Benefits: Exemptions: Workplace nurseries from 6 April 2005: responsibility for financing and managing the provision of childcare
Section 318(7)(c) ITEPA 2003
Responsibility for financing the provision of childcare
The “responsibility for finance” test for jointly run workplace nurseries (see EIM22004) requires significantly more than merely buying-in places from a commercial nursery, whether on an ad hoc or a more structured basis. There must be some real and substantial commitment to funding the facility and bearing the risks associated with operating a childcare facility.
For example, a commitment may take the form of an agreement to meet a set proportion of the overall cost of providing the care.
In the case of a facility which was newly established or of doubtful financial viability the commitment may take the form of a long term undertaking to pay a fixed periodical contribution (possibly expressed as the price of a given number of places) where that contribution is calculated to ensure overall financial viability.
Arrangements in which the employer’s participation in financing is little more than a token gesture, purporting to meet the statutory test but without real responsibility falling on the employer, do not meet the statutory test.
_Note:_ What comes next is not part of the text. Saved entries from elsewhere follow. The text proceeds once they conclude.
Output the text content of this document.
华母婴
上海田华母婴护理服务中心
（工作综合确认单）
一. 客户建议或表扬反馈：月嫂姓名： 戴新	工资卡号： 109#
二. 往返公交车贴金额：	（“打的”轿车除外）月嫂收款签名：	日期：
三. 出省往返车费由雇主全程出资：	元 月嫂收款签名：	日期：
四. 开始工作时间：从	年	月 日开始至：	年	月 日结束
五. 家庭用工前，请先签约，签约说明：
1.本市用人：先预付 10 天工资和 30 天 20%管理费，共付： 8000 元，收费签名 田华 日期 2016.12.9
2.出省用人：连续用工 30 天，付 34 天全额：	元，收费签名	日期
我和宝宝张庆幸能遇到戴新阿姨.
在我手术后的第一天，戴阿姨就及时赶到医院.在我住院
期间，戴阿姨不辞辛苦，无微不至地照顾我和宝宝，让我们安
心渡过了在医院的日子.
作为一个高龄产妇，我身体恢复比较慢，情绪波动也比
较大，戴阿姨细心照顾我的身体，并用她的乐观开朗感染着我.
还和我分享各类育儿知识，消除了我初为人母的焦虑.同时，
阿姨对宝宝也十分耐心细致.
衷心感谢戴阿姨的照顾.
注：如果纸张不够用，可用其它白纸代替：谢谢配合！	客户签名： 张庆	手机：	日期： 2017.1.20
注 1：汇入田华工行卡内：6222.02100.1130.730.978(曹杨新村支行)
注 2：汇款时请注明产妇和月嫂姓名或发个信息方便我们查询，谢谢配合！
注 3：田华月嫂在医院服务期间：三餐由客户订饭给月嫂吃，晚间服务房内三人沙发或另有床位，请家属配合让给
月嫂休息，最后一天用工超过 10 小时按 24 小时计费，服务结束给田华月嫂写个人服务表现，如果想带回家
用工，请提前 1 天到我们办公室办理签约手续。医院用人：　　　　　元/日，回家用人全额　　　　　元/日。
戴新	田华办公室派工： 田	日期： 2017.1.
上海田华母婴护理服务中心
Responsibility for managing the provision of childcare
The “responsibility for management” test for jointly run workplace nurseries (see EIM22004) does not necessarily mean day-to-day management or direct responsibility for the care of the children. But it requires more than simply giving advice or being consulted from time to time about the broad policies. Having a right to a place on a committee which has no particular brief and little or no power to influence the way in which the care is provided is not sufficient. It requires close involvement in such matters as:
- appointing and monitoring the performance of those engaged to look after the children
- the extent of the care provided
- the conditions under which that care is provided and
- the allocation of places.
Employers must, in a real sense, play a part in management.
There is a difference in principle between
(1) a commercial nursery business contacting nearby employers as potential customers and establishing arrangements whereby the employer may offer childcare places as a benefit to its employees, and
(2) several employers located in the same general area establishing in partnership a qualifying nursery for the purpose of offer childcare places as a benefit to their respective employees but contracting with a commercial nursery care business for the supply of sufficient qualified carers.
Scenario (1) will not qualify for the workplace nursery exemption even though both scenarios might be portrayed as being, in substance, indistinguishable.